Sentenza n. 188 del 2024

SENTENZA N. 188

ANNO 2024

REPUBBLICA ITALIANA

IN NOME DEL POPOLO ITALIANO

LA CORTE COSTITUZIONALE

composta da: Presidente:

Augusto Antonio BARBERA

Giudici: Giulio PROSPERETTI, Giovanni AMOROSO, Francesco VIGANÒ, Luca ANTONINI, Stefano PETITTI, Angelo BUSCEMA, Emanuela NAVARRETTA, Maria Rosaria SAN GIORGIO, Filippo PATRONI GRIFFI, Marco D’ALBERTI, Giovanni PITRUZZELLA, Antonella SCIARRONE ALIBRANDI,

ha pronunciato la seguente

SENTENZA

nel giudizio di legittimità costituzionale dell’art. 4-ter, commi 1, lettera d), e 3, del decreto-legge 1° aprile 2021, n. 44 (Misure urgenti per il contenimento dell’epidemia da COVID-19, in materia di vaccinazioni anti SARS-CoV-2, di giustizia e di concorsi pubblici), convertito, con modificazioni, nella legge 28 maggio 2021, n. 76, come inserito dall’art. 2, comma 1, del decreto-legge 26 novembre 2021, n. 172 (Misure urgenti per il contenimento dell’epidemia da COVID-19 e per lo svolgimento in sicurezza delle attività economiche e sociali), convertito, con modificazioni, nella legge 21 gennaio 2022, n. 3, promosso dal Tribunale amministrativo regionale per il Lazio, sezione quinta, nel procedimento vertente tra D. P. e Ministero della giustizia, con ordinanza del 20 luglio 2022, iscritta al n. 35 del registro ordinanze 2024 e pubblicata nella Gazzetta Ufficiale della Repubblica n. 12, prima serie speciale, dell’anno 2024.

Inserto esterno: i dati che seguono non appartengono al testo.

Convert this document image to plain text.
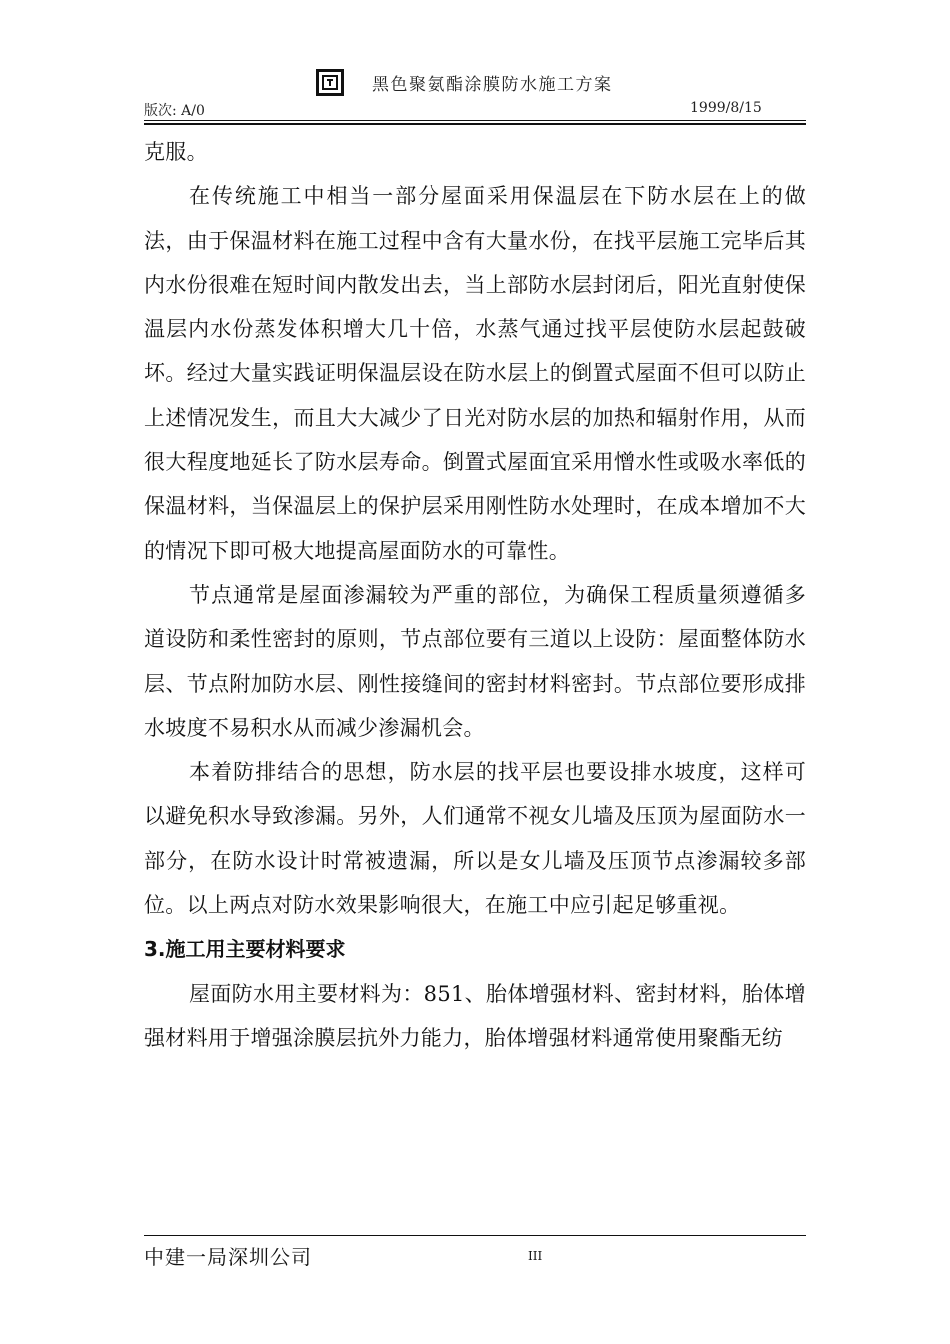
黑色聚氨酯涂膜防水施工方案
版次: A/0	1999/8/15

克服。

在传统施工中相当一部分屋面采用保温层在下防水层在上的做法，由于保温材料在施工过程中含有大量水份，在找平层施工完毕后其内水份很难在短时间内散发出去，当上部防水层封闭后，阳光直射使保温层内水份蒸发体积增大几十倍，水蒸气通过找平层使防水层起鼓破坏。经过大量实践证明保温层设在防水层上的倒置式屋面不但可以防止上述情况发生，而且大大减少了日光对防水层的加热和辐射作用，从而很大程度地延长了防水层寿命。倒置式屋面宜采用憎水性或吸水率低的保温材料，当保温层上的保护层采用刚性防水处理时，在成本增加不大的情况下即可极大地提高屋面防水的可靠性。

节点通常是屋面渗漏较为严重的部位，为确保工程质量须遵循多道设防和柔性密封的原则，节点部位要有三道以上设防：屋面整体防水层、节点附加防水层、刚性接缝间的密封材料密封。节点部位要形成排水坡度不易积水从而减少渗漏机会。

本着防排结合的思想，防水层的找平层也要设排水坡度，这样可以避免积水导致渗漏。另外，人们通常不视女儿墙及压顶为屋面防水一部分，在防水设计时常被遗漏，所以是女儿墙及压顶节点渗漏较多部位。以上两点对防水效果影响很大，在施工中应引起足够重视。

3.施工用主要材料要求

屋面防水用主要材料为：851、胎体增强材料、密封材料，胎体增强材料用于增强涂膜层抗外力能力，胎体增强材料通常使用聚酯无纺

中建一局深圳公司	III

Udito nella camera di consiglio del 15 ottobre 2024 il Giudice relatore Filippo Patroni Griffi;

deliberato nella camera di consiglio del 15 ottobre 2024.

Ritenuto in fatto

1.− Con ordinanza del 20 luglio 2022, iscritta al n. 35 del registro ordinanze 2024, il Tribunale amministrativo regionale per il Lazio, sezione quinta, ha sollevato, in riferimento agli artt. 2, 3 e 32, secondo comma, della Costituzione, questioni di legittimità costituzionale dell’art. 4-ter, commi 1, lettera d), e 3, del decreto-legge 1° aprile 2021, n. 44 (Misure urgenti per il contenimento dell’epidemia da COVID-19, in materia di vaccinazioni anti SARS-CoV-2, di giustizia e di concorsi pubblici), convertito, con modificazioni, nella legge 28 maggio 2021, n. 76, come inserito dall’art. 2, comma 1, del decreto-legge 26 novembre 2021, n. 172 (Misure urgenti per il contenimento dell’epidemia da COVID-19 e per lo svolgimento in sicurezza delle attività economiche e sociali), convertito, con modificazioni, nella legge 21 gennaio 2022, n. 3, nella parte in cui prevede per il personale della Polizia penitenziaria, per effetto dell’inadempimento all’obbligo vaccinale anti SARS-CoV-2, la sospensione dal servizio e la perdita della retribuzione, e comunque la mancata erogazione di un assegno alimentare.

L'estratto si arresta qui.